House Majority Whip Steve Scalise
House Majority Whip Steve Scalise and his allies have been putting out a barrage of explanations for why his 2002 speech to a white supremacist group doesn't mean he should be seen as a politician who would willingly court a white supremacist group. The media being what it is, some of these excuses are being taken a lot
more seriously than they deserve, as Lamar White Jr., the blogger who broke the story to begin with, explains.

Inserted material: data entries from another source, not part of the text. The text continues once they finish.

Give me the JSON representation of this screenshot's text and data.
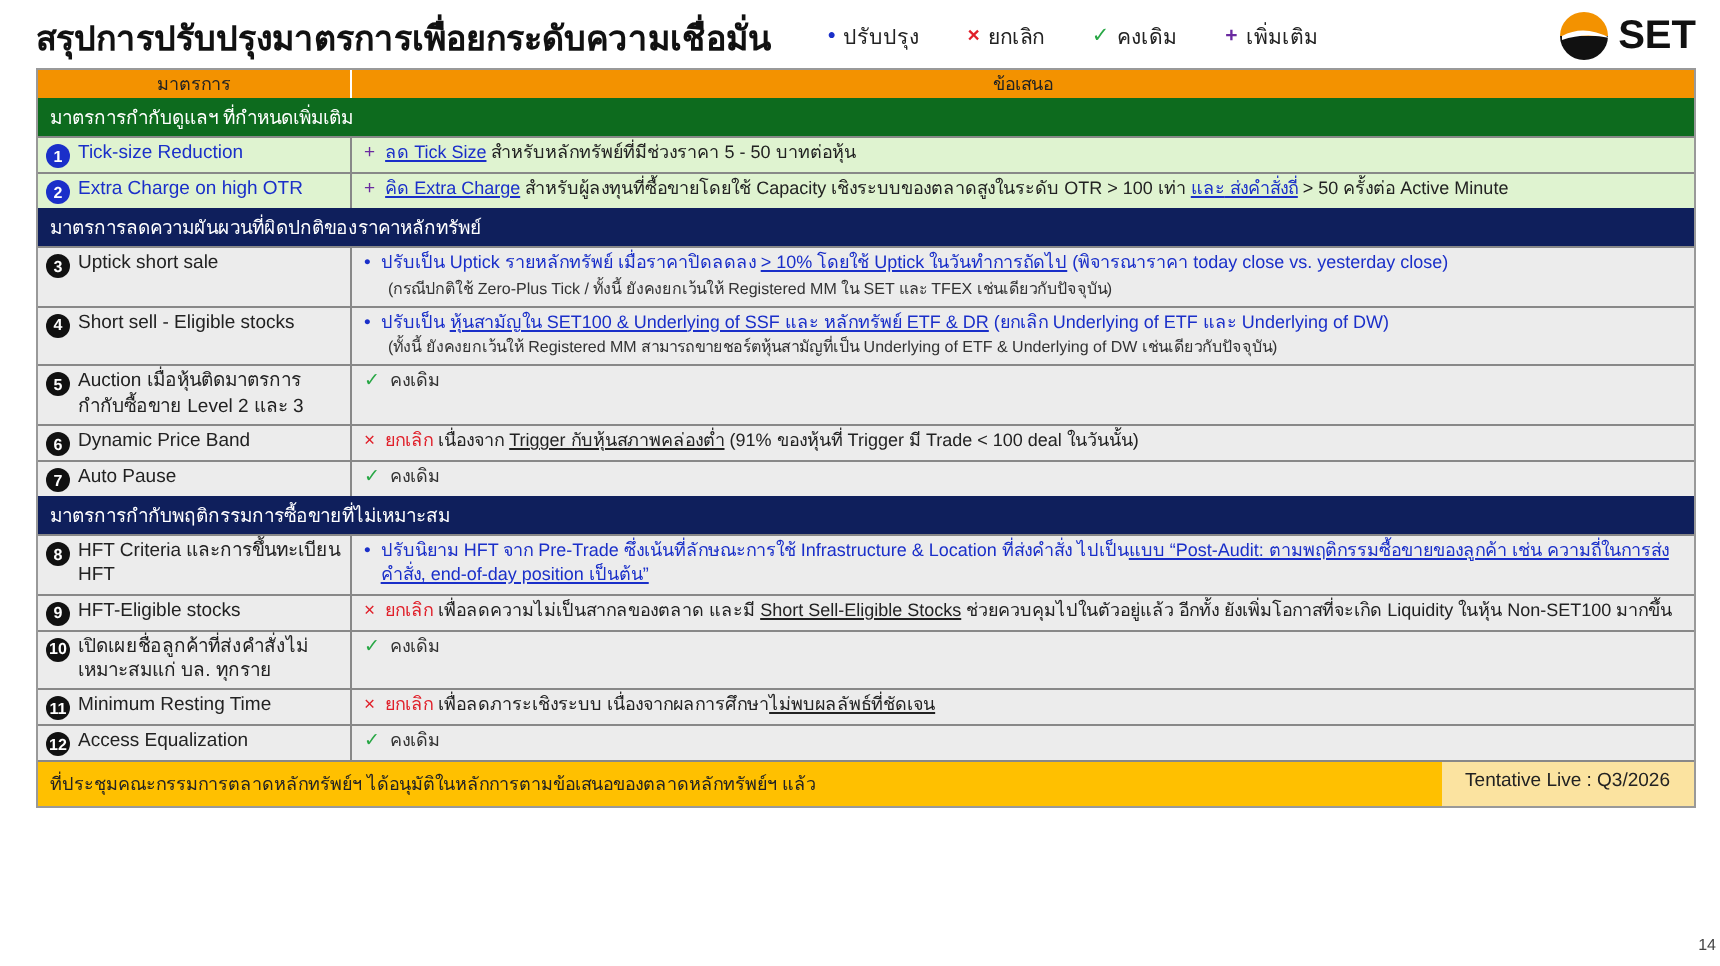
{
  "title": "สรุปการปรับปรุงมาตรการเพื่อยกระดับความเชื่อมั่น",
  "legend": [
    {
      "kind": "improve",
      "symbol": "•",
      "label": "ปรับปรุง"
    },
    {
      "kind": "cancel",
      "symbol": "×",
      "label": "ยกเลิก"
    },
    {
      "kind": "keep",
      "symbol": "✓",
      "label": "คงเดิม"
    },
    {
      "kind": "add",
      "symbol": "+",
      "label": "เพิ่มเติม"
    }
  ],
  "logo": {
    "text": "SET"
  },
  "table": {
    "columns": [
      "มาตรการ",
      "ข้อเสนอ"
    ],
    "sections": [
      {
        "kind": "added",
        "title": "มาตรการกำกับดูแลฯ ที่กำหนดเพิ่มเติม",
        "rows": [
          {
            "number": "1",
            "measure": "Tick-size Reduction",
            "proposal": {
              "kind": "add",
              "symbol": "+",
              "lines": [
                [
                  {
                    "text": "ลด Tick Size",
                    "emphasis": true
                  },
                  {
                    "text": " สำหรับหลักทรัพย์ที่มีช่วงราคา 5 - 50 บาทต่อหุ้น",
                    "emphasis": false
                  }
                ]
              ]
            }
          },
          {
            "number": "2",
            "measure": "Extra Charge on high OTR",
            "proposal": {
              "kind": "add",
              "symbol": "+",
              "lines": [
                [
                  {
                    "text": "คิด Extra Charge",
                    "emphasis": true
                  },
                  {
                    "text": " สำหรับผู้ลงทุนที่ซื้อขายโดยใช้ Capacity เชิงระบบของตลาดสูงในระดับ OTR > 100 เท่า ",
                    "emphasis": false
                  },
                  {
                    "text": "และ",
                    "emphasis": true
                  },
                  {
                    "text": " ส่งคำสั่งถี่",
                    "emphasis": true
                  },
                  {
                    "text": " > 50 ครั้งต่อ Active Minute",
                    "emphasis": false
                  }
                ]
              ]
            }
          }
        ]
      },
      {
        "kind": "standard",
        "title": "มาตรการลดความผันผวนที่ผิดปกติของราคาหลักทรัพย์",
        "rows": [
          {
            "number": "3",
            "measure": "Uptick short sale",
            "proposal": {
              "kind": "improve",
              "symbol": "•",
              "lines": [
                [
                  {
                    "text": "ปรับเป็น Uptick รายหลักทรัพย์ เมื่อราคาปิดลดลง ",
                    "emphasis": false
                  },
                  {
                    "text": "> 10% โดยใช้ Uptick ในวันทำการถัดไป",
                    "emphasis": true
                  },
                  {
                    "text": " (พิจารณาราคา today close vs. yesterday close)",
                    "emphasis": false
                  }
                ]
              ],
              "note": "(กรณีปกติใช้ Zero-Plus Tick / ทั้งนี้ ยังคงยกเว้นให้ Registered MM ใน SET และ TFEX เช่นเดียวกับปัจจุบัน)"
            }
          },
          {
            "number": "4",
            "measure": "Short sell - Eligible stocks",
            "proposal": {
              "kind": "improve",
              "symbol": "•",
              "lines": [
                [
                  {
                    "text": "ปรับเป็น ",
                    "emphasis": false
                  },
                  {
                    "text": "หุ้นสามัญใน SET100 & Underlying of SSF และ หลักทรัพย์ ETF & DR",
                    "emphasis": true
                  },
                  {
                    "text": "  (ยกเลิก Underlying of ETF และ Underlying of DW)",
                    "emphasis": false
                  }
                ]
              ],
              "note": "(ทั้งนี้ ยังคงยกเว้นให้ Registered MM สามารถขายชอร์ตหุ้นสามัญที่เป็น Underlying of ETF & Underlying of DW เช่นเดียวกับปัจจุบัน)"
            }
          },
          {
            "number": "5",
            "measure": "Auction เมื่อหุ้นติดมาตรการกำกับซื้อขาย Level 2 และ 3",
            "proposal": {
              "kind": "keep",
              "symbol": "✓",
              "label": "คงเดิม"
            }
          },
          {
            "number": "6",
            "measure": "Dynamic Price Band",
            "proposal": {
              "kind": "cancel",
              "symbol": "×",
              "label": "ยกเลิก",
              "lines": [
                [
                  {
                    "text": " เนื่องจาก ",
                    "emphasis": false
                  },
                  {
                    "text": "Trigger กับหุ้นสภาพคล่องต่ำ",
                    "emphasis": true
                  },
                  {
                    "text": " (91% ของหุ้นที่ Trigger มี Trade < 100 deal ในวันนั้น)",
                    "emphasis": false
                  }
                ]
              ]
            }
          },
          {
            "number": "7",
            "measure": "Auto Pause",
            "proposal": {
              "kind": "keep",
              "symbol": "✓",
              "label": "คงเดิม"
            }
          }
        ]
      },
      {
        "kind": "standard",
        "title": "มาตรการกำกับพฤติกรรมการซื้อขายที่ไม่เหมาะสม",
        "rows": [
          {
            "number": "8",
            "measure": "HFT Criteria และการขึ้นทะเบียน HFT",
            "proposal": {
              "kind": "improve",
              "symbol": "•",
              "lines": [
                [
                  {
                    "text": "ปรับนิยาม HFT",
                    "emphasis": false
                  },
                  {
                    "text": " จาก Pre-Trade ซึ่งเน้นที่ลักษณะการใช้ Infrastructure & Location ที่ส่งคำสั่ง ไปเป็น",
                    "emphasis": false
                  },
                  {
                    "text": "แบบ “Post-Audit: ตามพฤติกรรมซื้อขายของลูกค้า เช่น ความถี่ในการส่งคำสั่ง, end-of-day position เป็นต้น”",
                    "emphasis": true
                  }
                ]
              ]
            }
          },
          {
            "number": "9",
            "measure": "HFT-Eligible stocks",
            "proposal": {
              "kind": "cancel",
              "symbol": "×",
              "label": "ยกเลิก",
              "lines": [
                [
                  {
                    "text": " เพื่อลดความไม่เป็นสากลของตลาด และมี ",
                    "emphasis": false
                  },
                  {
                    "text": "Short Sell-Eligible Stocks",
                    "emphasis": true
                  },
                  {
                    "text": " ช่วยควบคุมไปในตัวอยู่แล้ว อีกทั้ง ยังเพิ่มโอกาสที่จะเกิด Liquidity ในหุ้น Non-SET100 มากขึ้น",
                    "emphasis": false
                  }
                ]
              ]
            }
          },
          {
            "number": "10",
            "measure": "เปิดเผยชื่อลูกค้าที่ส่งคำสั่งไม่เหมาะสมแก่ บล. ทุกราย",
            "proposal": {
              "kind": "keep",
              "symbol": "✓",
              "label": "คงเดิม"
            }
          },
          {
            "number": "11",
            "measure": "Minimum Resting Time",
            "proposal": {
              "kind": "cancel",
              "symbol": "×",
              "label": "ยกเลิก",
              "lines": [
                [
                  {
                    "text": " เพื่อลดภาระเชิงระบบ เนื่องจากผลการศึกษา",
                    "emphasis": false
                  },
                  {
                    "text": "ไม่พบผลลัพธ์ที่ชัดเจน",
                    "emphasis": true
                  }
                ]
              ]
            }
          },
          {
            "number": "12",
            "measure": "Access Equalization",
            "proposal": {
              "kind": "keep",
              "symbol": "✓",
              "label": "คงเดิม"
            }
          }
        ]
      }
    ]
  },
  "footer": {
    "text": "ที่ประชุมคณะกรรมการตลาดหลักทรัพย์ฯ ได้อนุมัติในหลักการตามข้อเสนอของตลาดหลักทรัพย์ฯ แล้ว",
    "live": "Tentative Live : Q3/2026"
  },
  "page_number": "14"
}
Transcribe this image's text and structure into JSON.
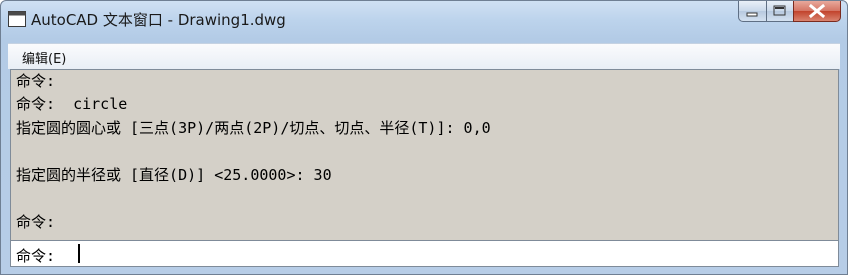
{
  "window": {
    "title": "AutoCAD 文本窗口 - Drawing1.dwg"
  },
  "menu": {
    "items": [
      {
        "label": "编辑(E)"
      }
    ]
  },
  "history": {
    "lines": [
      "命令:",
      "命令:  circle",
      "指定圆的圆心或 [三点(3P)/两点(2P)/切点、切点、半径(T)]: 0,0",
      "",
      "指定圆的半径或 [直径(D)] <25.0000>: 30",
      "",
      "命令:"
    ]
  },
  "command_line": {
    "prompt": "命令:",
    "value": ""
  },
  "colors": {
    "history_bg": "#d4d0c8",
    "frame": "#b7cde7",
    "close_button": "#c2432c"
  },
  "icons": {
    "app": "window-icon",
    "minimize": "minimize-icon",
    "maximize": "maximize-icon",
    "close": "close-icon"
  }
}
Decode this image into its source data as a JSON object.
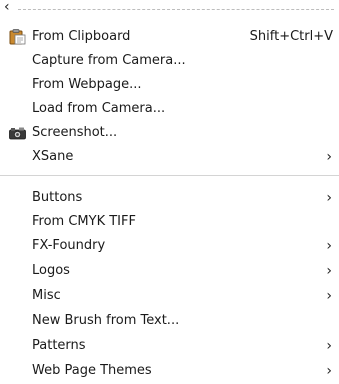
{
  "menu": {
    "back_glyph": "‹",
    "items": [
      {
        "label": "From Clipboard",
        "accel": "Shift+Ctrl+V",
        "icon": "clipboard-paste-icon"
      },
      {
        "label": "Capture from Camera..."
      },
      {
        "label": "From Webpage..."
      },
      {
        "label": "Load from Camera..."
      },
      {
        "label": "Screenshot...",
        "icon": "camera-icon"
      },
      {
        "label": "XSane",
        "submenu": true
      },
      {
        "label": "Buttons",
        "submenu": true
      },
      {
        "label": "From CMYK TIFF"
      },
      {
        "label": "FX-Foundry",
        "submenu": true
      },
      {
        "label": "Logos",
        "submenu": true
      },
      {
        "label": "Misc",
        "submenu": true
      },
      {
        "label": "New Brush from Text..."
      },
      {
        "label": "Patterns",
        "submenu": true
      },
      {
        "label": "Web Page Themes",
        "submenu": true
      }
    ],
    "submenu_glyph": "›"
  }
}
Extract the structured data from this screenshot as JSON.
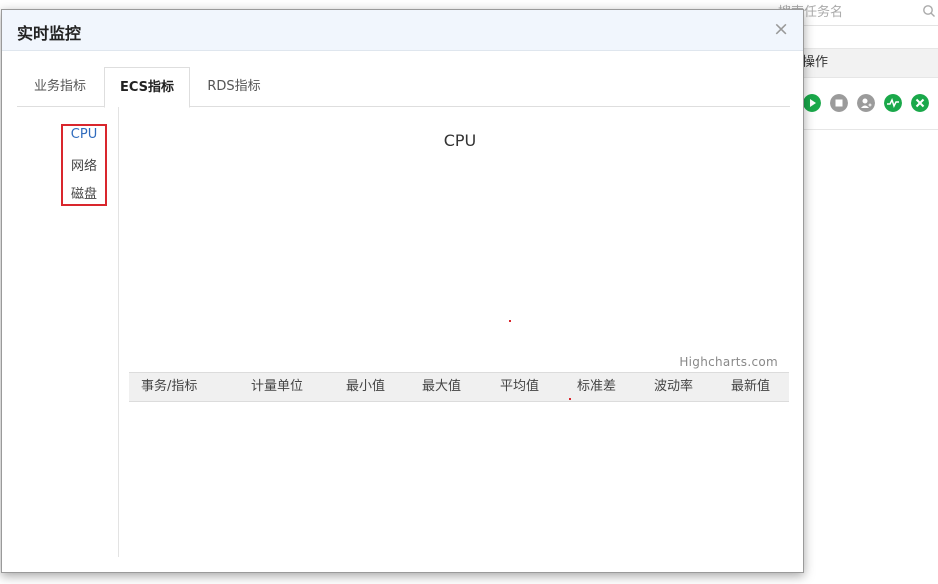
{
  "background": {
    "search": {
      "placeholder": "搜索任务名",
      "icon": "search-icon"
    },
    "table_header": {
      "operation_label": "操作"
    },
    "row_actions": [
      {
        "name": "start-icon",
        "color": "#1aa84a"
      },
      {
        "name": "stop-icon",
        "color": "#9b9b9b"
      },
      {
        "name": "add-user-icon",
        "color": "#9b9b9b"
      },
      {
        "name": "monitor-icon",
        "color": "#1aa84a"
      },
      {
        "name": "delete-icon",
        "color": "#1aa84a"
      }
    ]
  },
  "modal": {
    "title": "实时监控",
    "close": "×",
    "tabs": [
      {
        "label": "业务指标",
        "active": false
      },
      {
        "label": "ECS指标",
        "active": true
      },
      {
        "label": "RDS指标",
        "active": false
      }
    ],
    "nav_items": [
      {
        "label": "CPU",
        "active": true
      },
      {
        "label": "网络",
        "active": false
      },
      {
        "label": "磁盘",
        "active": false
      }
    ],
    "chart": {
      "title": "CPU",
      "credits": "Highcharts.com"
    },
    "table": {
      "headers": [
        "事务/指标",
        "计量单位",
        "最小值",
        "最大值",
        "平均值",
        "标准差",
        "波动率",
        "最新值"
      ]
    }
  },
  "colors": {
    "accent_blue": "#2f6bbd",
    "highlight_red": "#d9262d",
    "header_bg": "#f1f6fd"
  }
}
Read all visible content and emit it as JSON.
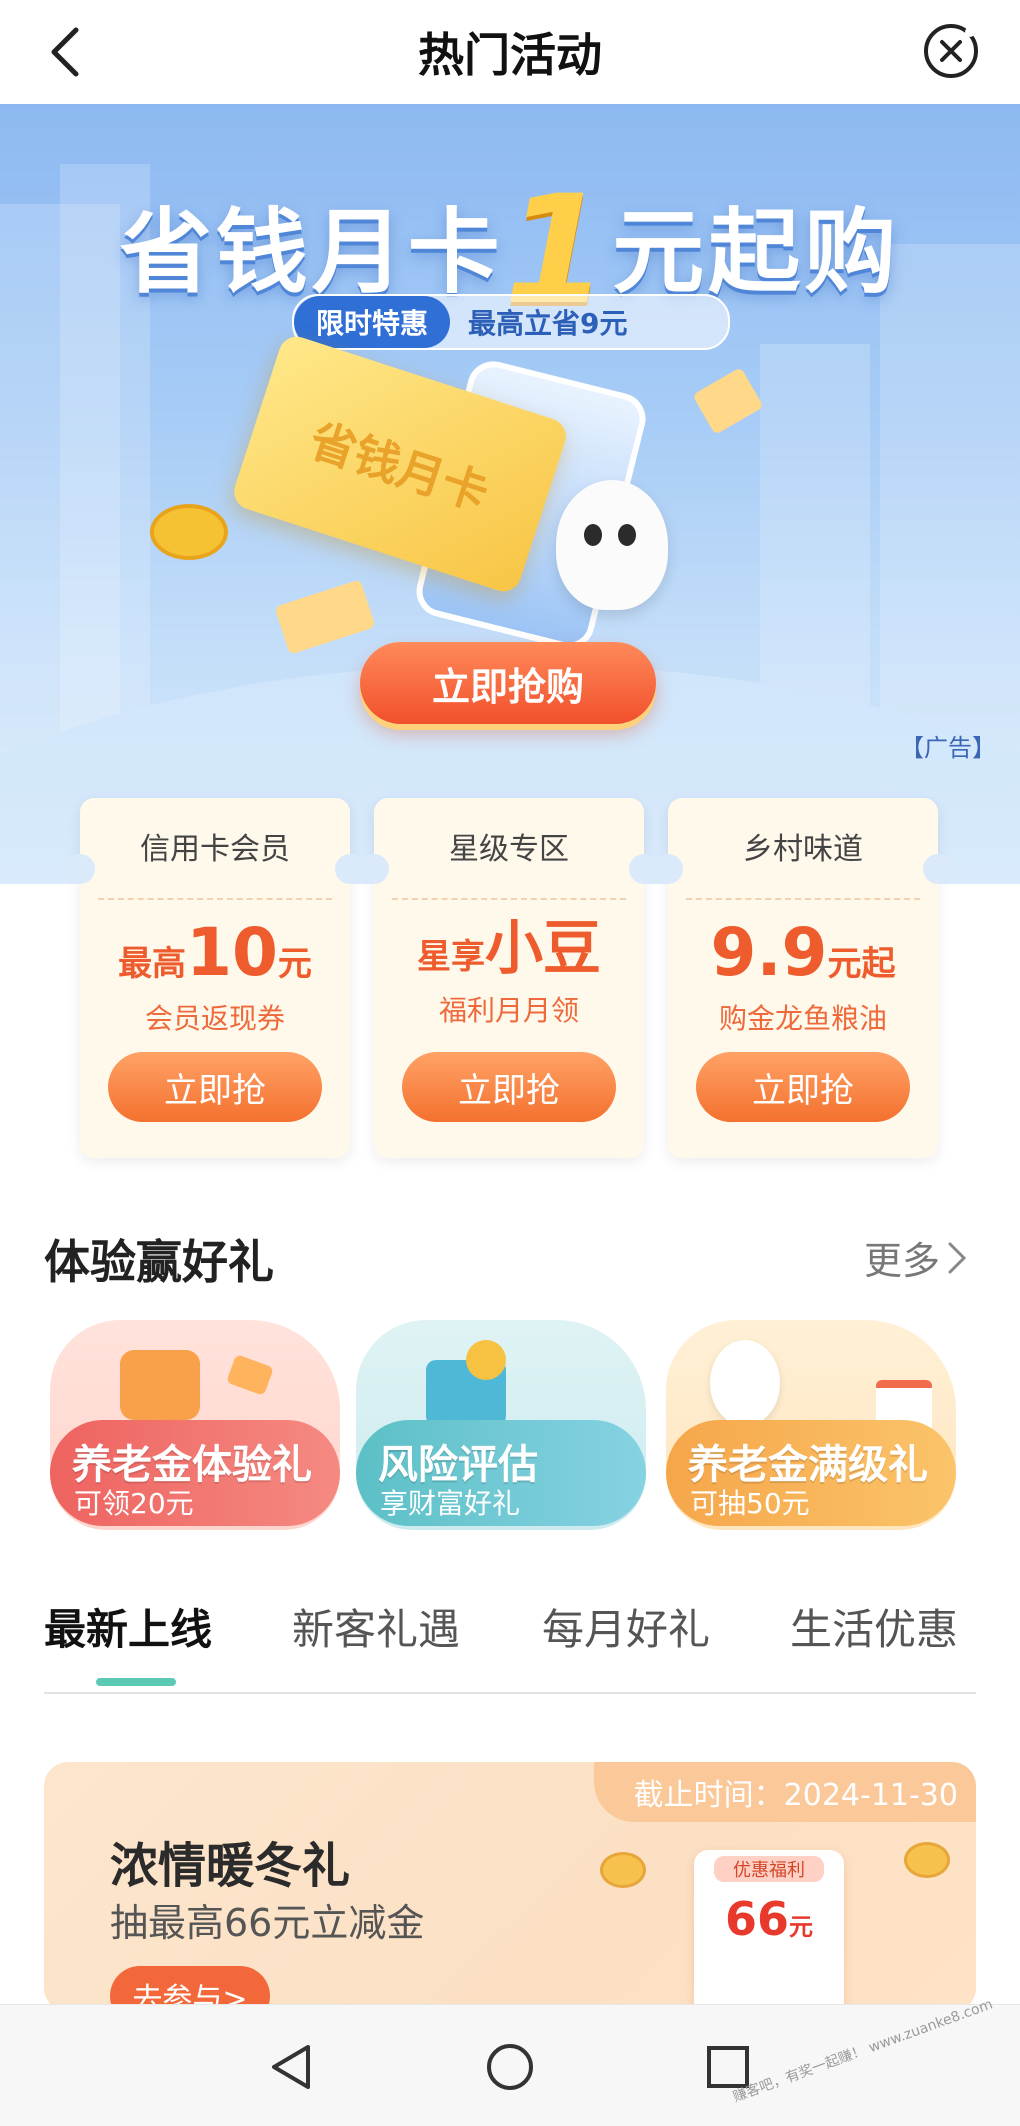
{
  "header": {
    "title": "热门活动",
    "back_icon": "chevron-left-icon",
    "close_icon": "close-circle-icon"
  },
  "hero": {
    "headline_pre": "省钱月卡",
    "headline_num": "1",
    "headline_post": "元起购",
    "tag": "限时特惠",
    "subtitle": "最高立省9元",
    "ticket_text": "省钱月卡",
    "button": "立即抢购",
    "ad_label": "【广告】"
  },
  "cards": [
    {
      "title": "信用卡会员",
      "prefix": "最高",
      "number": "10",
      "unit": "元",
      "desc": "会员返现券",
      "button": "立即抢"
    },
    {
      "title": "星级专区",
      "prefix": "星享",
      "number": "小豆",
      "unit": "",
      "desc": "福利月月领",
      "button": "立即抢"
    },
    {
      "title": "乡村味道",
      "prefix": "",
      "number": "9.9",
      "unit": "元起",
      "desc": "购金龙鱼粮油",
      "button": "立即抢"
    }
  ],
  "experience": {
    "title": "体验赢好礼",
    "more": "更多",
    "items": [
      {
        "name": "养老金体验礼",
        "sub": "可领20元",
        "color": "#ee6b6b"
      },
      {
        "name": "风险评估",
        "sub": "享财富好礼",
        "color": "#58b6c2"
      },
      {
        "name": "养老金满级礼",
        "sub": "可抽50元",
        "color": "#f7b250"
      }
    ]
  },
  "tabs": [
    "最新上线",
    "新客礼遇",
    "每月好礼",
    "生活优惠"
  ],
  "promo": {
    "deadline": "截止时间：2024-11-30",
    "title": "浓情暖冬礼",
    "subtitle": "抽最高66元立减金",
    "button": "去参与>",
    "coupon_tag": "优惠福利",
    "coupon_amount": "66",
    "coupon_unit": "元"
  },
  "watermark": "赚客吧，有奖一起赚！ www.zuanke8.com"
}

First and foremost is Scalise's own explanation that he didn't know who he was speaking to because he was speaking to soooo many groups as part of a campaign against a tax plan that he just couldn't keep track of them all. Problem being, not only do such sketchy reports of what Scalise said to the European-American Unity and Rights Organization (EURO) suggest that he wasn't speaking about that tax plan, but the timing really, really doesn't work out:
In mid-May of 2002, virtually no one in the state of Louisiana was publicly campaigning against two pre-filed bills that hadn’t even been heard in committee. No one was on a tour. No one was issuing statements to the media about it. Even after it passed the House 70-13 on June 3, state Senate president John Hainkel, a Republican from New Orleans, told the Advocate (now behind a paywall), “It ain’t going nowhere and everybody knows that. They were just playing games, sending it over here. If I was a betting man, I wouldn’t put any money on that going anywhere.” In order to go to the voters, it’d need a two-thirds majority; no one thought that was possible. Its failure had been considered a foregone conclusion. Miraculously, however, it somehow passed the Senate 29-10. And when it won the approval of Louisiana voters in November, Gov. Mike Foster, a Republican, called it “the upset of the century.”
Why does any of this matter?
Because for the last several days, national news publications, including the New York Times, have repeated Rep. Scalise’s claim that his appearance at the EURO conference was an oversight caused by his participation in a much larger campaign, a campaign that involved more than 100 other events and appearances. There’s no question he eventually did embark on a tour against the Nov. 5 ballot initiative, but there is also no question in my mind that he did not speak to that particular conference of white nationalists about a tax plan.
Additionally, Scalise has claimed that, since he was in the midst of this frantic campaign, he was too understaffed to vet every group he spoke to, especially since "I was without the advantages of a tool like Google. It’s nice to have those. Those tools weren’t available back then." Except that in addition to not having been in the middle of a big campaign against a tax plan he doesn't seem to have spoken about to EURO, Google existed in 2002 and had for a few years. And if ever you were going to take a couple minutes to find out a little more about an organization you were about to speak to, wouldn't the name "European-American Unity and Rights Organization" tip you off that maybe some due diligence was in order?
It simply defies belief that Scalise didn't know what he was doing when he spoke to a white supremacist group with a white supremacist name at an event that had already caused public controversy and that had been organized by a known David Duke associate. That kind of incompetence is just not consistent with the kind of political savvy it takes to rise as swiftly in congressional leadership as Scalise has done. No, he knew. Dog-whistling to white supremacists was a political calculation on his part, a way to help build his base for the congressional run he was already plotting. The bottom line remains this: If Steve Scalise isn't personally a white supremacist—and I have no way to know if he is or isn't—he's certainly willing to court their votes.